III. İnönü Hükümeti, hükümet programında ilk defa açıkça bir devlet bankası kurulması hakkında bir yasa taslağı hazırlanmasını öngörüyordu. Maliye Bakanı Şükrü Saracoglu Türk parasının istikrara kavuşmasını ve bir merkez bankası kurulmasını esas hedef olarak seçmişti. Hükümet konu ile ilgili incelemelerde bulunmak üzere Alman Merkez Bankası (Reichsbank) Başkanı Hjalmar Schacht’ı Türkiye’ye davet etti. Ancak yoğun iş programı nedeniyle Hjalmar Schacht yerine çalışma arkadaşı Karl Müller’i önerdi.
Karl Müller Nisan 1929’da Türkiye’ye gelerek temas ve incelemelerine başladı. Müller’den bir merkez bankası kurulması için gerekli önşartların olup olmadığının ve yoksa bu şartların nasıl sağlanacağının incelenmesi istenmişti. Birkaç ay Türkiye’de kalan Müller raporunu tamamlamak üzere Almanya’ya geri döndü. Hazırladığı raporu incelemesi için Schacht’a verdi. Schacht bu rapora dayanan gözlemlerini ve Müller’in raporunu 1929 yılının sonlarına doğru Türkiye’ye yolladı.

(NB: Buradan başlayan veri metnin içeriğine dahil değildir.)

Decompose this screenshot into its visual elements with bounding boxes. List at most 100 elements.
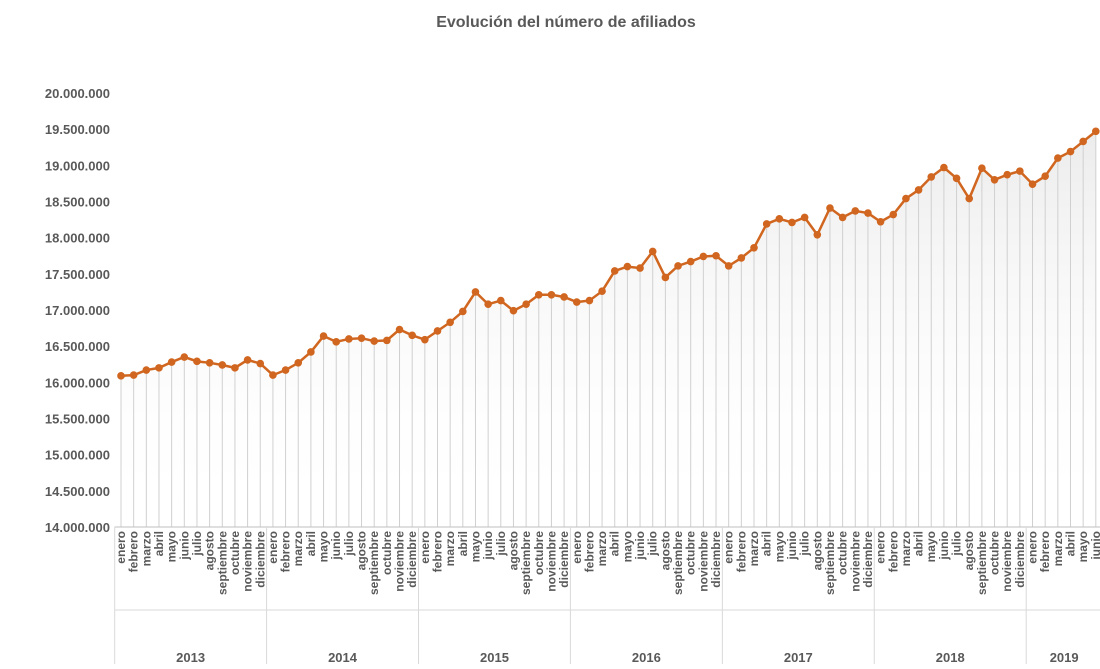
marker	[383, 336, 391, 345]
y-tick-label: 15.500.000	[45, 412, 110, 427]
x-tick-label: mayo	[317, 531, 331, 562]
x-tick-label: marzo	[291, 531, 305, 566]
marker	[522, 300, 530, 309]
marker	[319, 332, 328, 340]
marker	[927, 173, 936, 181]
marker	[243, 356, 252, 364]
marker	[332, 338, 341, 346]
marker	[902, 194, 910, 203]
x-tick-label: diciembre	[1013, 531, 1027, 588]
x-tick-label: febrero	[431, 531, 445, 572]
marker	[1066, 147, 1075, 156]
marker	[1003, 170, 1011, 179]
marker	[952, 174, 961, 183]
marker	[585, 296, 594, 305]
y-tick-label: 18.500.000	[45, 195, 110, 210]
x-tick-label: marzo	[747, 531, 761, 566]
marker	[800, 213, 809, 222]
x-tick-label: enero	[114, 531, 128, 564]
x-tick-label: julio	[342, 531, 356, 557]
marker	[737, 254, 746, 262]
x-tick-label: julio	[190, 531, 204, 557]
marker	[117, 372, 125, 380]
marker	[294, 359, 303, 367]
y-tick-label: 20.000.000	[45, 86, 110, 101]
marker	[167, 358, 176, 366]
x-tick-label: marzo	[139, 531, 153, 566]
x-tick-label: agosto	[203, 531, 217, 570]
x-tick-label: agosto	[506, 531, 520, 570]
group-label: 2018	[936, 650, 965, 664]
x-tick-label: enero	[418, 531, 432, 564]
marker	[497, 296, 505, 305]
x-tick-label: abril	[152, 531, 166, 556]
group-label: 2019	[1050, 650, 1079, 664]
x-tick-label: noviembre	[848, 531, 862, 592]
x-tick-label: septiembre	[367, 531, 381, 595]
x-tick-label: octubre	[532, 531, 546, 575]
x-tick-label: marzo	[443, 531, 457, 566]
marker	[914, 186, 923, 194]
x-tick-label: agosto	[355, 531, 369, 570]
x-tick-label: noviembre	[241, 531, 255, 592]
marker	[1079, 137, 1087, 146]
marker	[395, 325, 404, 334]
marker	[142, 366, 151, 374]
marker	[712, 251, 720, 260]
marker	[978, 164, 986, 173]
x-tick-label: diciembre	[861, 531, 875, 588]
marker	[750, 243, 758, 252]
marker	[484, 300, 492, 309]
x-tick-label: mayo	[772, 531, 786, 562]
x-tick-label: noviembre	[696, 531, 710, 592]
x-tick-label: enero	[722, 531, 736, 564]
marker	[547, 291, 556, 299]
marker	[307, 348, 315, 356]
group-label: 2013	[176, 650, 205, 664]
marker	[193, 357, 201, 366]
x-tick-label: diciembre	[253, 531, 267, 588]
x-tick-label: julio	[494, 531, 508, 557]
marker	[269, 371, 277, 379]
x-tick-label: febrero	[279, 531, 293, 572]
x-tick-label: enero	[874, 531, 888, 564]
marker	[421, 335, 429, 344]
marker	[813, 230, 822, 239]
x-tick-label: abril	[456, 531, 470, 556]
marker	[155, 364, 163, 372]
y-tick-label: 17.500.000	[45, 267, 110, 282]
marker	[357, 334, 366, 343]
x-tick-label: abril	[608, 531, 622, 556]
marker	[598, 287, 606, 295]
marker	[281, 366, 290, 374]
x-tick-label: junio	[1089, 531, 1100, 561]
x-tick-label: septiembre	[975, 531, 989, 595]
marker	[509, 306, 518, 315]
x-tick-label: junio	[785, 531, 799, 561]
x-tick-label: septiembre	[671, 531, 685, 595]
x-tick-label: mayo	[1076, 531, 1090, 562]
group-label: 2014	[328, 650, 358, 664]
group-label: 2015	[480, 650, 509, 664]
marker	[686, 257, 695, 266]
marker	[218, 361, 227, 369]
x-tick-label: agosto	[658, 531, 672, 570]
marker	[1092, 127, 1100, 136]
marker	[345, 335, 353, 343]
x-tick-label: noviembre	[1000, 531, 1014, 592]
y-tick-label: 16.500.000	[45, 339, 110, 354]
x-tick-label: abril	[912, 531, 926, 556]
y-tick-label: 14.000.000	[45, 520, 110, 535]
y-tick-label: 16.000.000	[45, 375, 110, 390]
area	[121, 131, 1096, 527]
marker	[648, 247, 657, 256]
x-tick-label: marzo	[595, 531, 609, 566]
marker	[990, 176, 999, 184]
x-tick-label: septiembre	[823, 531, 837, 595]
x-tick-label: julio	[646, 531, 660, 557]
marker	[851, 207, 860, 215]
marker	[674, 262, 682, 270]
marker	[459, 307, 467, 316]
x-tick-label: abril	[304, 531, 318, 556]
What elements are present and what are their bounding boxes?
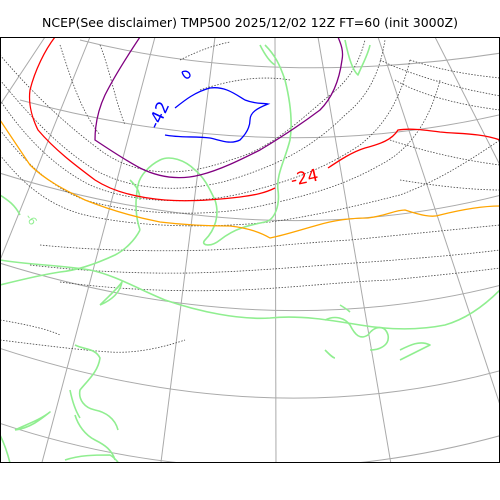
isotherm-line [29, 249, 500, 274]
meridian [0, 37, 46, 106]
coastline [0, 229, 141, 286]
isotherm-minus36-line [94, 37, 344, 179]
meridian [317, 37, 392, 463]
meridian [377, 37, 500, 407]
meridian [0, 37, 91, 262]
coastline [324, 349, 336, 359]
coastline [0, 259, 500, 330]
isotherm-minus36 [94, 37, 344, 179]
latitude-circle [79, 39, 500, 69]
isotherm-line [179, 41, 231, 61]
coastline [14, 411, 51, 431]
map-title: NCEP(See disclaimer) TMP500 2025/12/02 1… [41, 15, 458, 30]
coastline [259, 44, 276, 66]
isotherm-line [39, 224, 500, 252]
isotherm-line [0, 139, 500, 227]
coastline [339, 304, 351, 313]
isotherm-line [59, 44, 101, 136]
coastline [202, 44, 292, 246]
coastline [0, 434, 11, 463]
isotherm-line [409, 59, 500, 79]
latitude-circle [0, 422, 500, 463]
coastline [399, 342, 431, 361]
coastline [74, 344, 119, 431]
map-frame: -42 -24 -6 [0, 37, 500, 463]
isotherm-minus24 [28, 37, 500, 202]
meridian [41, 37, 156, 463]
coastline [74, 414, 116, 461]
isotherm-line [394, 79, 500, 111]
isotherm-minus42-line [164, 87, 271, 143]
coastlines [0, 39, 500, 463]
isotherm-minus18-line [0, 119, 500, 239]
latitude-circle [0, 172, 500, 222]
isotherm-line [0, 39, 386, 189]
coastline [135, 157, 216, 231]
isotherm-minus42 [164, 70, 271, 143]
coastline [129, 179, 141, 201]
isotherm-line [0, 59, 411, 202]
coastline [69, 389, 81, 419]
isotherm-line [0, 319, 61, 336]
coastline [0, 194, 21, 216]
isotherms-dotted [0, 39, 500, 353]
meridian [274, 37, 277, 463]
isotherm-line [199, 77, 291, 91]
meridian [434, 37, 500, 167]
coastline [324, 316, 390, 351]
graticule-meridians [0, 37, 500, 463]
isotherm-minus42-line [181, 70, 191, 79]
isotherm-minus18 [0, 119, 500, 239]
isotherm-line [99, 44, 126, 126]
isotherm-line [389, 139, 500, 166]
coastline [344, 39, 371, 76]
isotherm-line [399, 179, 500, 191]
latitude-circle [0, 262, 500, 312]
isotherm-minus24-line [28, 37, 276, 202]
meridian [160, 37, 216, 463]
coastline [99, 281, 123, 306]
isotherm-minus24-line [327, 128, 500, 169]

Müller’in raporuna göre Türkiye’de bir merkez bankası kurulması için gerekli koşullar yoktu. Ekonominin içinde bulunduğu düşük üretim düzeyi, zayıf ödemeler dengesi ve bozuk kamu maliyesi bir merkez bankası kurulması için gerekli şartları sağlayamıyordu. Raporda ayrıca parasal istikrarın temini için alınması gerekli mali, ekonomik ve idari tedbirleri içeren bir reform programına yer verilmişti. Türkiye’de merkezi bir ihraç bankası kurulması ancak reformların süratle uygulanıp sonuçlarının alınmasından sonra mümkün olacaktı.
Diğer taraftan Schacht rapora eklediği notta Müller’den daha esnek bir yaklaşım ortaya koymuştu. Buna göre, sözkonusu reform programının derhal uygulamaya konulması halinde, daha sonra gerçek bir merkez bankası haline dönüşecek olan bir devlet bankası kurulmasına bir itirazının olmayacağını belirtmişti. Böyle bir kuruluş devletin ihtiyaç duyacağı dövizi itina ile temin edecek ve hazine işlemlerini bünyesinde toplayacaktır.
Ocak 1930’da Şükrü Saracoglu parasal istikrar ve merkez bankası konularında Osmanlı Bankasından görüş istedi. Osmanlı Bankası sözkonusu devlet bankasının kuruluşuna iştirak etmek istediğini, başarısının buna bağlı olacağını, hükümetin kendi imkanları ile böyle bir projeyi gerçekleştiremeyeceğini, önceliğin parasal istikrara verilmesi gerektiğini belirtti. Ancak dış kredi konusunda somut bir öneri getirmemişti. Osmanlı Bankası bu konuların incelenmesi ve öneri geliştirilmesi için Prof. Rist’in görevlendirilmesini istedi. Hükümet Şubat 1930’da Osmanlı Bankası’nın önerilerini reddetti.
HÜKÜMETİN ÜÇÜNCÜ GİRİŞİMİ
Milli Eğitim Bakanı Cemal Hüsnü Taray ve Ziraat Bankası Müdürü Şükrü Ataman tarafından, diğer ülkelerin merkez bankası kanunları dikkate alınarak, hazırlanan kanun tasarısı Mart 1930’da Bakanlar Kurulunda tartışıldı. Tasarıya göre bankanın 25 milyon liralık sermayesi hükümet, Türk bankaları, yabancı bankalar ve halk olmak üzere 4 kategoriye ayrılacaktı.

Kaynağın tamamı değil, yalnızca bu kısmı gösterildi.